CONCLUSIONS: The Spanish version of the FrSBe is a useful instrument for the detection ofbehavioral problems associated with frontal systems dysfunction in two clinical samples of Spanish-speakers.

Which prompted the following:

Kourosh Banihashemian,  Razieh Etesami Pour, Mansour Moazzen, “Frontal acquired brain injury, substance abuse and their common psychological symptoms in the Iranian population”.

The editors and  publisher would like to inform the readers that the following article has been retracted from publication in Brain Injury:

K. Banihashemian,  R. Etesami Pour, M. Moazzen, Frontal acquired brain injury, substance abuse and their common psychological symptoms in the Iranian population, Brain Injury, 2011, 25(12), 1249-1255

This article has been found to reproduce content to a high degree of similarity, without appropriate attribution or acknowledgement by the authors, from the following original article:

A. Caracuel, A. Verdejo-García, R. Vilar-Lopez, M. Perez-Garcia, l. Salinas, G. Cuberos, ct al., Frontal behavioural and emotional symptoms in Spanish individuals with acquired brain injury and substance use disorders, Archives of Clinical Neuropsychology, 2008, 23(4), 447-454

The journal contacted the authors to investigate and received a response from K. Banihashemian on behalf of all authors. It was agreed that the text in the article was almost word-for-word identical to the text published in Archives of Clinical Neuropsychology.

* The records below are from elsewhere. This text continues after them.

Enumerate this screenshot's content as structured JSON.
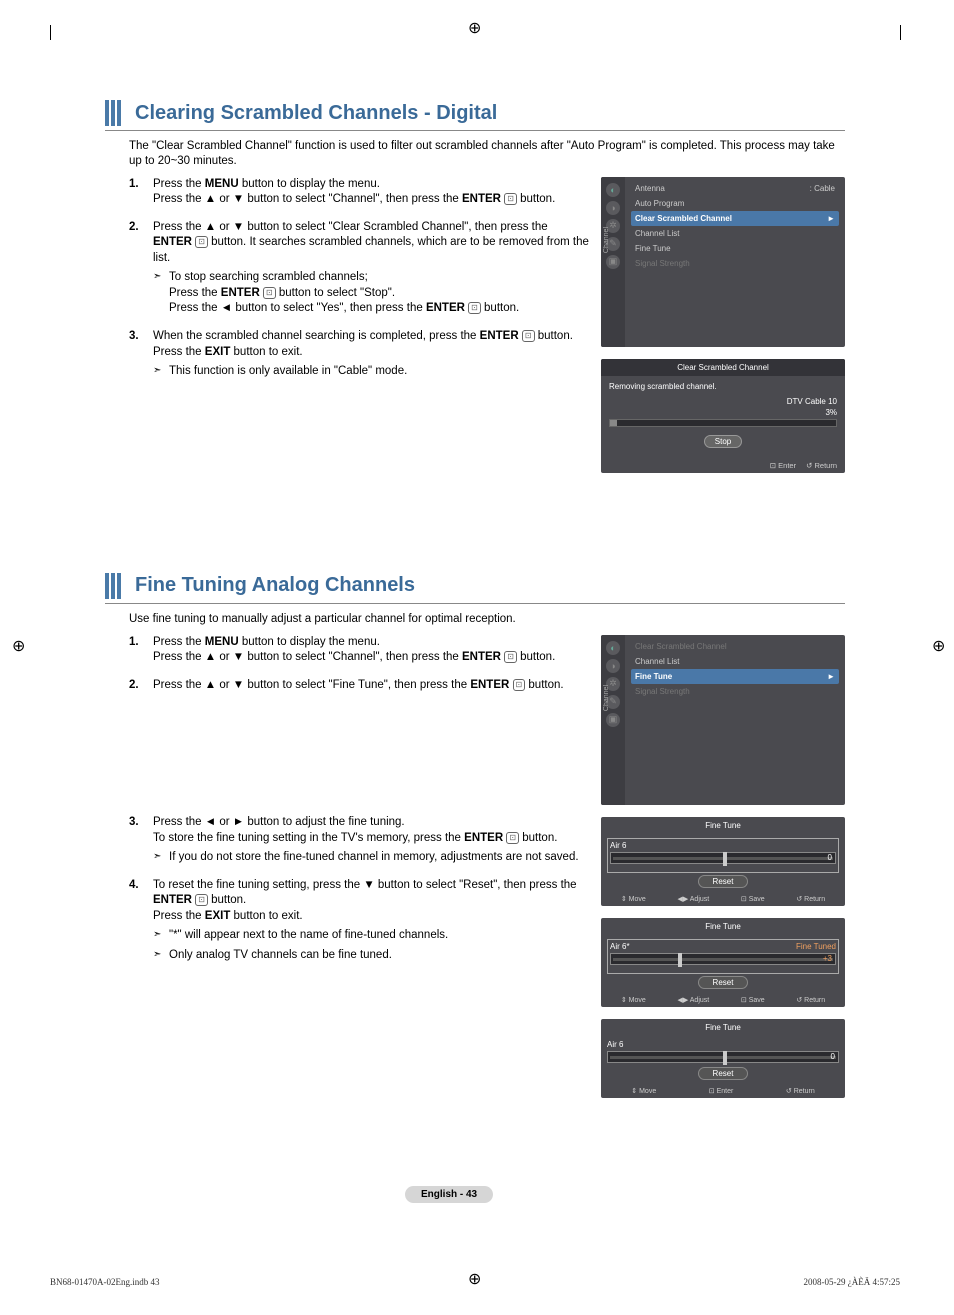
{
  "section1": {
    "title": "Clearing Scrambled Channels - Digital",
    "intro": "The \"Clear Scrambled Channel\" function is used to filter out scrambled channels after \"Auto Program\" is completed. This process may take up to 20~30 minutes.",
    "steps": [
      {
        "num": "1.",
        "paras": [
          "Press the <b>MENU</b> button to display the menu.",
          "Press the ▲ or ▼ button to select \"Channel\", then press the <b>ENTER</b> <e></e> button."
        ]
      },
      {
        "num": "2.",
        "paras": [
          "Press the ▲ or ▼ button to select \"Clear Scrambled Channel\", then press the <b>ENTER</b> <e></e> button. It searches scrambled channels, which are to be removed from the list."
        ],
        "notes": [
          "To stop searching scrambled channels;<br>Press the <b>ENTER</b> <e></e> button to select \"Stop\".<br>Press the ◄ button to select \"Yes\", then press the <b>ENTER</b> <e></e> button."
        ]
      },
      {
        "num": "3.",
        "paras": [
          "When the scrambled channel searching is completed, press the <b>ENTER</b> <e></e> button.",
          "Press the <b>EXIT</b> button to exit."
        ],
        "notes": [
          "This function is only available in \"Cable\" mode."
        ]
      }
    ],
    "osd_menu": {
      "tab_label": "Channel",
      "items": [
        {
          "label": "Antenna",
          "value": ": Cable"
        },
        {
          "label": "Auto Program"
        },
        {
          "label": "Clear Scrambled Channel",
          "selected": true
        },
        {
          "label": "Channel List"
        },
        {
          "label": "Fine Tune"
        },
        {
          "label": "Signal Strength",
          "dim": true
        }
      ]
    },
    "osd_scan": {
      "title": "Clear Scrambled Channel",
      "msg": "Removing scrambled channel.",
      "subinfo": "DTV Cable 10",
      "percent": "3%",
      "fill_pct": 3,
      "stop": "Stop",
      "footer_enter": "Enter",
      "footer_return": "Return"
    }
  },
  "section2": {
    "title": "Fine Tuning Analog Channels",
    "intro": "Use fine tuning to manually adjust a particular channel for optimal reception.",
    "steps": [
      {
        "num": "1.",
        "paras": [
          "Press the <b>MENU</b> button to display the menu.",
          "Press the ▲ or ▼ button to select \"Channel\", then press the <b>ENTER</b> <e></e> button."
        ]
      },
      {
        "num": "2.",
        "paras": [
          "Press the ▲ or ▼ button to select \"Fine Tune\", then press the <b>ENTER</b> <e></e> button."
        ]
      },
      {
        "num": "3.",
        "paras": [
          "Press the ◄ or ► button to adjust the fine tuning.",
          "To store the fine tuning setting in the TV's memory, press the <b>ENTER</b> <e></e> button."
        ],
        "notes": [
          "If you do not store the fine-tuned channel in memory, adjustments are not saved."
        ]
      },
      {
        "num": "4.",
        "paras": [
          "To reset the fine tuning setting, press the ▼ button to select \"Reset\", then press  the <b>ENTER</b> <e></e> button.",
          "Press the <b>EXIT</b> button to exit."
        ],
        "notes": [
          "\"*\" will appear next to the name of fine-tuned channels.",
          "Only analog TV channels can be fine tuned."
        ]
      }
    ],
    "osd_menu": {
      "tab_label": "Channel",
      "items": [
        {
          "label": "Clear Scrambled Channel",
          "dim": true
        },
        {
          "label": "Channel List"
        },
        {
          "label": "Fine Tune",
          "selected": true
        },
        {
          "label": "Signal Strength",
          "dim": true
        }
      ]
    },
    "osd_ft1": {
      "title": "Fine Tune",
      "channel": "Air 6",
      "val": "0",
      "handle_pct": 50,
      "reset": "Reset",
      "boxed": true,
      "footer": {
        "move": "Move",
        "adjust": "Adjust",
        "save": "Save",
        "ret": "Return"
      }
    },
    "osd_ft2": {
      "title": "Fine Tune",
      "channel": "Air 6*",
      "status": "Fine Tuned",
      "val": "+3",
      "handle_pct": 30,
      "reset": "Reset",
      "boxed": true,
      "footer": {
        "move": "Move",
        "adjust": "Adjust",
        "save": "Save",
        "ret": "Return"
      }
    },
    "osd_ft3": {
      "title": "Fine Tune",
      "channel": "Air 6",
      "val": "0",
      "handle_pct": 50,
      "reset": "Reset",
      "boxed": false,
      "footer": {
        "move": "Move",
        "enter": "Enter",
        "ret": "Return"
      }
    }
  },
  "page_num": "English - 43",
  "footer": {
    "file": "BN68-01470A-02Eng.indb   43",
    "date": "2008-05-29   ¿ÀÈÄ 4:57:25"
  },
  "icons": {
    "enter": "⊡",
    "return": "↺",
    "move": "⇕",
    "adjust": "◀▶"
  }
}
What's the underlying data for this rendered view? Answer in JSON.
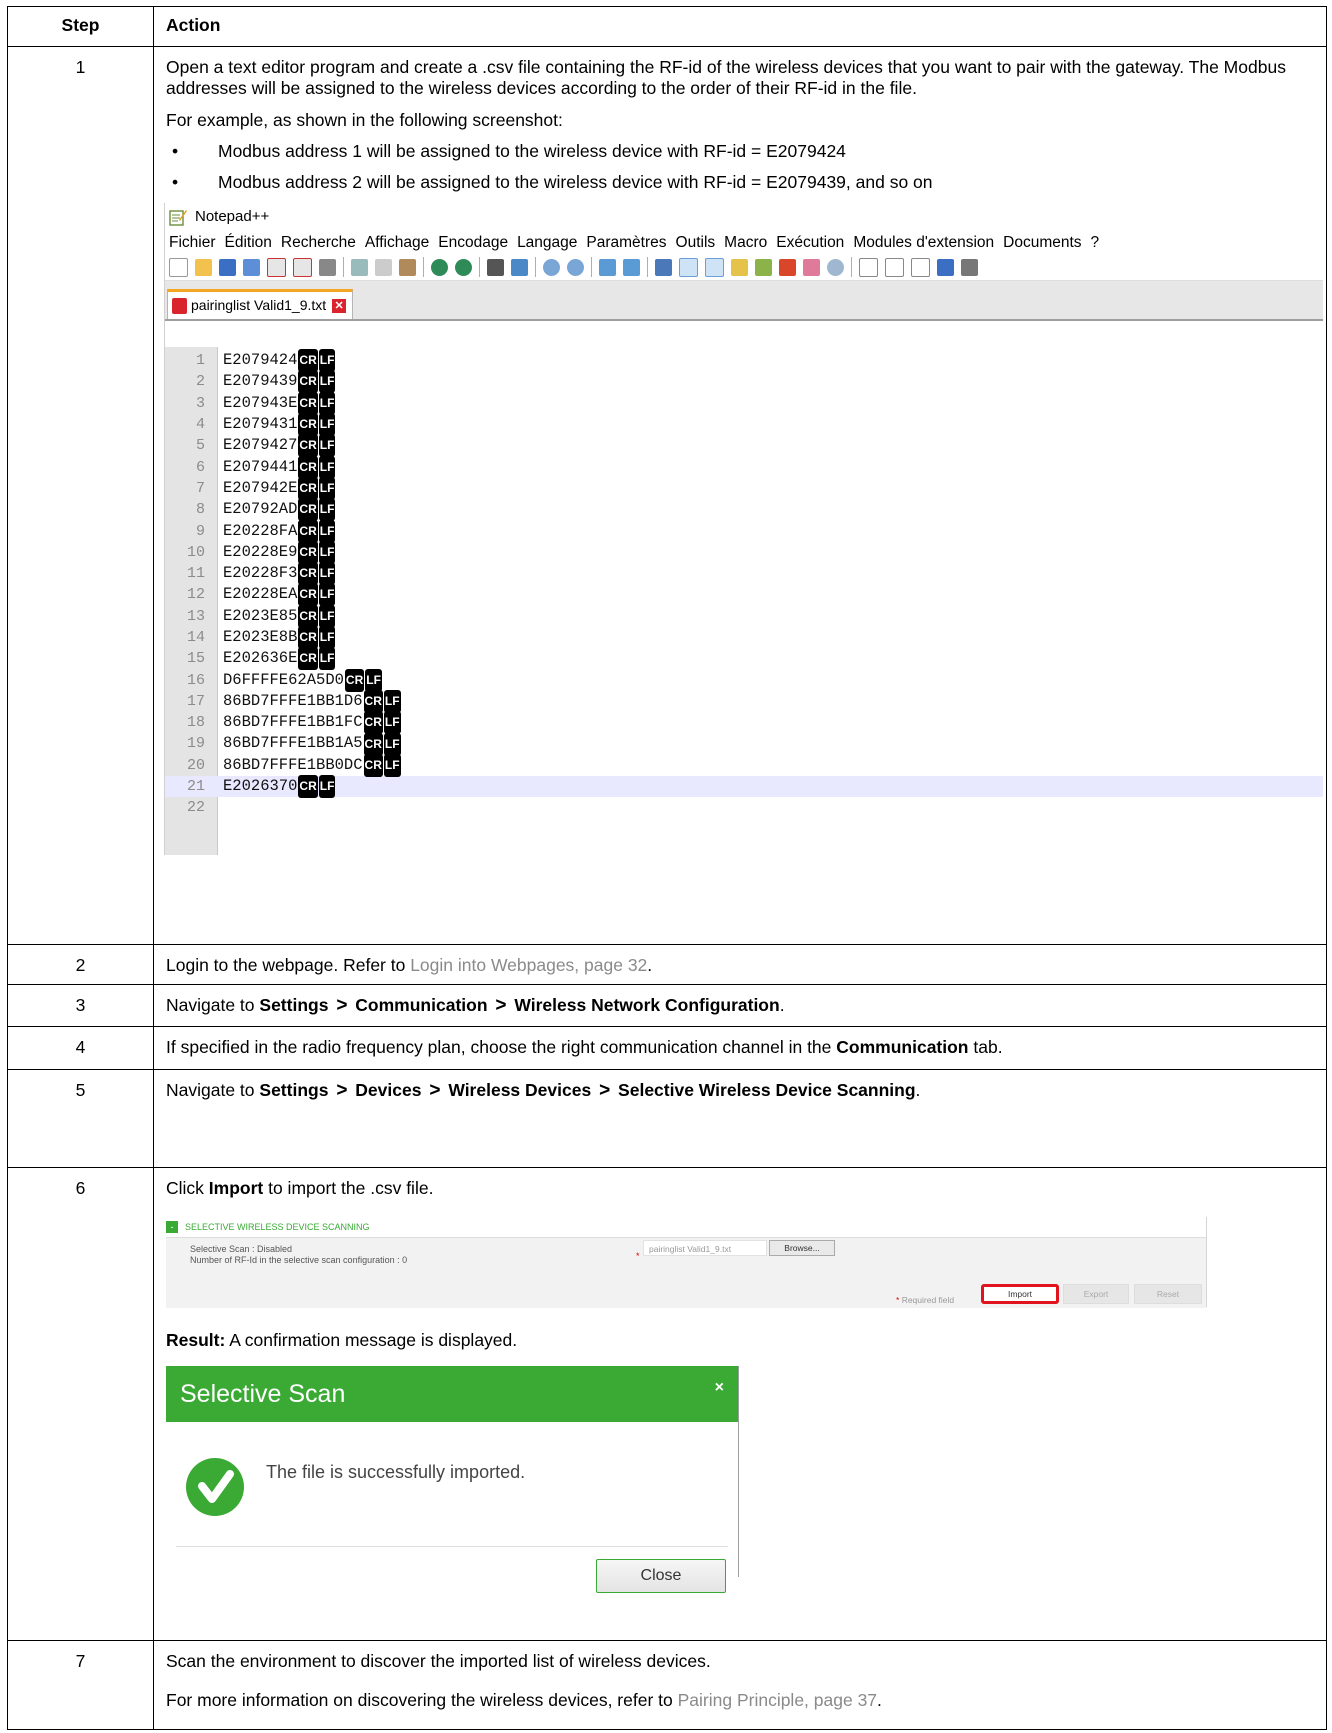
{
  "table": {
    "col_step": "Step",
    "col_action": "Action"
  },
  "step1": {
    "num": "1",
    "p1": "Open a text editor program and create a .csv file containing the RF-id of the wireless devices that you want to pair with the gateway. The Modbus addresses will be assigned to the wireless devices according to the order of their RF-id in the file.",
    "p2": "For example, as shown in the following screenshot:",
    "bullets": [
      "Modbus address 1 will be assigned to the wireless device with RF-id = E2079424",
      "Modbus address 2 will be assigned to the wireless device with RF-id = E2079439, and so on"
    ]
  },
  "notepad": {
    "app_title": "Notepad++",
    "menu": [
      "Fichier",
      "Édition",
      "Recherche",
      "Affichage",
      "Encodage",
      "Langage",
      "Paramètres",
      "Outils",
      "Macro",
      "Exécution",
      "Modules d'extension",
      "Documents",
      "?"
    ],
    "tab_name": "pairinglist Valid1_9.txt",
    "eol_cr": "CR",
    "eol_lf": "LF",
    "lines": [
      {
        "n": "1",
        "text": "E2079424"
      },
      {
        "n": "2",
        "text": "E2079439"
      },
      {
        "n": "3",
        "text": "E207943E"
      },
      {
        "n": "4",
        "text": "E2079431"
      },
      {
        "n": "5",
        "text": "E2079427"
      },
      {
        "n": "6",
        "text": "E2079441"
      },
      {
        "n": "7",
        "text": "E207942E"
      },
      {
        "n": "8",
        "text": "E20792AD"
      },
      {
        "n": "9",
        "text": "E20228FA"
      },
      {
        "n": "10",
        "text": "E20228E9"
      },
      {
        "n": "11",
        "text": "E20228F3"
      },
      {
        "n": "12",
        "text": "E20228EA"
      },
      {
        "n": "13",
        "text": "E2023E85"
      },
      {
        "n": "14",
        "text": "E2023E8B"
      },
      {
        "n": "15",
        "text": "E202636E"
      },
      {
        "n": "16",
        "text": "D6FFFFE62A5D0"
      },
      {
        "n": "17",
        "text": "86BD7FFFE1BB1D6"
      },
      {
        "n": "18",
        "text": "86BD7FFFE1BB1FC"
      },
      {
        "n": "19",
        "text": "86BD7FFFE1BB1A5"
      },
      {
        "n": "20",
        "text": "86BD7FFFE1BB0DC"
      },
      {
        "n": "21",
        "text": "E2026370"
      },
      {
        "n": "22",
        "text": ""
      }
    ]
  },
  "step2": {
    "num": "2",
    "text_before": "Login to the webpage. Refer to ",
    "link": "Login into Webpages, page 32",
    "text_after": "."
  },
  "step3": {
    "num": "3",
    "text_before": "Navigate to ",
    "path": [
      "Settings",
      "Communication",
      "Wireless Network Configuration"
    ],
    "sep": ">",
    "text_after": "."
  },
  "step4": {
    "num": "4",
    "text_before": "If specified in the radio frequency plan, choose the right communication channel in the ",
    "bold": "Communication",
    "text_after": " tab."
  },
  "step5": {
    "num": "5",
    "text_before": "Navigate to ",
    "path": [
      "Settings",
      "Devices",
      "Wireless Devices",
      "Selective Wireless Device Scanning"
    ],
    "text_after": "."
  },
  "step6": {
    "num": "6",
    "text_before": "Click ",
    "bold": "Import",
    "text_after": " to import the .csv file.",
    "result_label": "Result:",
    "result_text": " A confirmation message is displayed."
  },
  "scan_panel": {
    "minus": "-",
    "title": "SELECTIVE WIRELESS DEVICE SCANNING",
    "status": "Selective Scan : Disabled",
    "count": "Number of RF-Id in the selective scan configuration : 0",
    "required_star": "*",
    "file_value": "pairinglist Valid1_9.txt",
    "browse": "Browse...",
    "required_label": "Required field",
    "import": "Import",
    "export": "Export",
    "reset": "Reset"
  },
  "dialog": {
    "title": "Selective Scan",
    "close_x": "×",
    "message": "The file is successfully imported.",
    "close_button": "Close"
  },
  "step7": {
    "num": "7",
    "p1": "Scan the environment to discover the imported list of wireless devices.",
    "text_before": "For more information on discovering the wireless devices, refer to ",
    "link": "Pairing Principle, page 37",
    "text_after": "."
  },
  "colors": {
    "green": "#3aaa35",
    "import_highlight": "#e0141e",
    "link_gray": "#8a8a8a"
  }
}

Brain Injury published this article in good faith, and on the basis of signed statements of the corresponding author regarding the originality and ethical reliability of their work. The article is withdrawn from all print and electronic editions.

The now-retracted paper has been cited just once, according to Thomson Scientific’s Web of Knowledge. It reminds us a bit of what happened to Brian Nosek when one of his yet-to-be-published papers was plagiarized.

Dawn Hunter, managing editor at Informa Healthcare, which publishes Brain Injury, tells us:

… the only concern about the paper we were able to confirm was the similarity to the other work. The original data was requested from the authors, who told us they no longer had the data due the time elapsed since the study. The authors’ institution was contacted but we did not receive a response.

Does that make this whole thing a brain drain?